There are several reason why a COM object might be unusable across machines, For example:

  • Some COM servers may be intrinsically machine-bound to their COM clients for reasons foreign to COM/DCOM. Maybe the interface is designed to pass machine-specific resources like local file paths, security tokens or perhaps kernel handles. If the COM object is in-process (implemented entirely in a DLL), depending on what it does, it might even be process-bound – or worse – thread-bound to the COM client.

  • The COM server might depend on custom “proxy/stubs” (helper code that bridges between the client and COM server) that rely on both the client and server being on the same machine (this is not likely to be the case here because the COM helper is a .NET assembly. .NET doesn’t like custom proxy/stubs).

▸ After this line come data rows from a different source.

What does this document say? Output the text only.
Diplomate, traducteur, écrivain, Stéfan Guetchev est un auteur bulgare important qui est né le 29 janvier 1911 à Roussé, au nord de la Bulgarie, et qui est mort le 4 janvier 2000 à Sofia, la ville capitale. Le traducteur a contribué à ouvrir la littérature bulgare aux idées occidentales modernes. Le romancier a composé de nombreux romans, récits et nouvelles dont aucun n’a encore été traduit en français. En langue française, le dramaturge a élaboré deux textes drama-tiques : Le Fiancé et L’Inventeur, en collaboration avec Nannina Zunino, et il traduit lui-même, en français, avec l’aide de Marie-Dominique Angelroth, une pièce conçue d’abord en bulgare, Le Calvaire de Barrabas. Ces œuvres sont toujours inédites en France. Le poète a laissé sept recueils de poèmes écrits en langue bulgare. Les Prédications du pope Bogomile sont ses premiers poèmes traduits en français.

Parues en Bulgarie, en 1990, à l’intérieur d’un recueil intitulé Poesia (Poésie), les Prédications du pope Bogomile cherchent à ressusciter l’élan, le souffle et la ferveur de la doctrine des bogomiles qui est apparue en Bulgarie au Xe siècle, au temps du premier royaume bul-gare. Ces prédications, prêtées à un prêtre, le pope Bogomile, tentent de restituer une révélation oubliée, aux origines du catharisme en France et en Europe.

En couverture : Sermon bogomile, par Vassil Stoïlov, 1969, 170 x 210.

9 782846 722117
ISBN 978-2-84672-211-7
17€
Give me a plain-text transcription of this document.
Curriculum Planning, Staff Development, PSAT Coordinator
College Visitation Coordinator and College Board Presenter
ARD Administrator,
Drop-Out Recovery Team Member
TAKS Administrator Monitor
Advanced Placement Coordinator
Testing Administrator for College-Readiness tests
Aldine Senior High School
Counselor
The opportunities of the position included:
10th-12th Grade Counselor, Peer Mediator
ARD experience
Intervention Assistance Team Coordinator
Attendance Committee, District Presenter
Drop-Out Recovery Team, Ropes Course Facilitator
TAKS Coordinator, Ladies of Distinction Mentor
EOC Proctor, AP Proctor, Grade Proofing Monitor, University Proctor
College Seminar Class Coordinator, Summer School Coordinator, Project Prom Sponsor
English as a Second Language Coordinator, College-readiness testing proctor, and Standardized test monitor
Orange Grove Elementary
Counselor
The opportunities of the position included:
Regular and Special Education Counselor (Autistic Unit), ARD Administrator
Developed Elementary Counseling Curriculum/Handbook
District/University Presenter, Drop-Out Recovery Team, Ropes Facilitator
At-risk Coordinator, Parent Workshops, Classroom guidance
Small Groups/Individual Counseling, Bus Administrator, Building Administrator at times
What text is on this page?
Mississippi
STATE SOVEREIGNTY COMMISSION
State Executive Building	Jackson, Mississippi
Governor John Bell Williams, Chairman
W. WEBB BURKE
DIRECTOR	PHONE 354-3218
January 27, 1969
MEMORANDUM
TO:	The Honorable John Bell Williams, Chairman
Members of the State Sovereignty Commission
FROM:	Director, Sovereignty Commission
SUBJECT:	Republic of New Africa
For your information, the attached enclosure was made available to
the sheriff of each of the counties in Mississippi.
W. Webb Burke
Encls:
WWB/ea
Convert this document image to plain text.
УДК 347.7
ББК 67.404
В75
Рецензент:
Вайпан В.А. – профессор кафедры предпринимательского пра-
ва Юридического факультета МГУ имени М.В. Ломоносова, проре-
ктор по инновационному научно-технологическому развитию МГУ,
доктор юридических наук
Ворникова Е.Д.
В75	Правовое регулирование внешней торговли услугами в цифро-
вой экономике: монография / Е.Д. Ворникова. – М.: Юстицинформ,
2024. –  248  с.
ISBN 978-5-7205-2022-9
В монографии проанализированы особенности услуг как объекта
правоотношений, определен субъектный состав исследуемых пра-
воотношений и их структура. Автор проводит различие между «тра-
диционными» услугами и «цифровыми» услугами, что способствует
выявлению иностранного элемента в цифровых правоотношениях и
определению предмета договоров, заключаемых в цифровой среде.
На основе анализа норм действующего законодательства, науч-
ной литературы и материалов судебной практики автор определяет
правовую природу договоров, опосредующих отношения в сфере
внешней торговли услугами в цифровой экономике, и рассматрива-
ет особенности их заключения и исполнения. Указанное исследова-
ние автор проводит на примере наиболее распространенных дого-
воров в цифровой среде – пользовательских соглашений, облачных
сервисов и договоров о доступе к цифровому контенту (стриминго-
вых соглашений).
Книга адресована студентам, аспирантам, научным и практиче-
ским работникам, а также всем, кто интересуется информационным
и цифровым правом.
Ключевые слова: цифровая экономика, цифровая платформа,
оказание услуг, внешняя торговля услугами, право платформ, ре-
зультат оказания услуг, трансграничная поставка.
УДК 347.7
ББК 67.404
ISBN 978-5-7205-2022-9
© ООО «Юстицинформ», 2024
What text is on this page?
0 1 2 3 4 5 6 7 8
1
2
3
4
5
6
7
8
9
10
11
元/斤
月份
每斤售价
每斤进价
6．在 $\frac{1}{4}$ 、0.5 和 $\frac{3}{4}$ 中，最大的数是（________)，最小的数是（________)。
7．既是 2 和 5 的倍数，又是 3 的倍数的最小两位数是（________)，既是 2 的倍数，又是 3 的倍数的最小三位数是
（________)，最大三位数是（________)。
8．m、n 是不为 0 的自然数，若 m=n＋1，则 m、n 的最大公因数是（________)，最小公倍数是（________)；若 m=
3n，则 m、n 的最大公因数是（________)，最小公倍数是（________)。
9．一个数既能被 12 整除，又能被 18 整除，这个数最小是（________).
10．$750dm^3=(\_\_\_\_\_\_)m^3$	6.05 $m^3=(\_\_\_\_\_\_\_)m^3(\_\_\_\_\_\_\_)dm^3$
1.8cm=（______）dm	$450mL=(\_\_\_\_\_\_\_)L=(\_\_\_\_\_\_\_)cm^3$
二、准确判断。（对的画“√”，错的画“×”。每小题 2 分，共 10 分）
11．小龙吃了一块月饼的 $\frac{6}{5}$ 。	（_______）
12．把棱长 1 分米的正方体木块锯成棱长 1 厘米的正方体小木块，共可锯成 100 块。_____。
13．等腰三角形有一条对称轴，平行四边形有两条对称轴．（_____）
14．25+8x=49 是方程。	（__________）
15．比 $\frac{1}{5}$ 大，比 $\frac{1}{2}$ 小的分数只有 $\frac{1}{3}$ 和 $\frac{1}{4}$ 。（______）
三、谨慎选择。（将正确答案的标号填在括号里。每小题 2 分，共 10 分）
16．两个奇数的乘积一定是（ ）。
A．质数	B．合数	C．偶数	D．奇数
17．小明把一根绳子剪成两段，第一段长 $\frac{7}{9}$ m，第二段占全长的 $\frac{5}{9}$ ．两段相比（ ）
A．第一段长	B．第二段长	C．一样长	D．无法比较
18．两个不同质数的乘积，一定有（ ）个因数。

  • Interfaces might be designed with local access in mind and become mindboglingly, excruciatingly, inconceivably slow when network latency enters the mix.

  • The COM server might be intrinsically intolerant to client disconnection. For an in-process COM object (one implemented entirely in a DLL) you can usually assume that the client lives and dies with the server. An inter-process COM object (one implemented on a process separate from the client’s) should be ready to recover sensibly if the client process crashes unexpectedly. But a COM object running across the network must basically be ready for the network connection to die, like, right now.

Finally, you still have to invoke it. Either the client program has to explicitly support cross-machine object activation (not sure if Mathlab does), or you’re going to have to tweak by hand the registry entries for Zemax on the Mathlab machine to make “remote activation on this specific machine” the default.

And you’re going to have to get the .NET library (or more generally, the COM type library) in place on the Mathlab server to begin with, because COM needs to know about the interfaces and the classes, so it can pass data between the client and the server machine. The easiest way might be to install Zemax on the Mathlab machine, even if you don’t run it there.

For the last part of the question: I know nothing about current support for COM in Linux. Once upon a time (20 years ago?) there were some semi-experimental 3rd-party products that enabled limited COM support in UNIX, but I don’t think there is anything like that anymore. In any case, it is extremely unlikely that Mathlab for Linux supports COM, so I don’t see how that would be possible.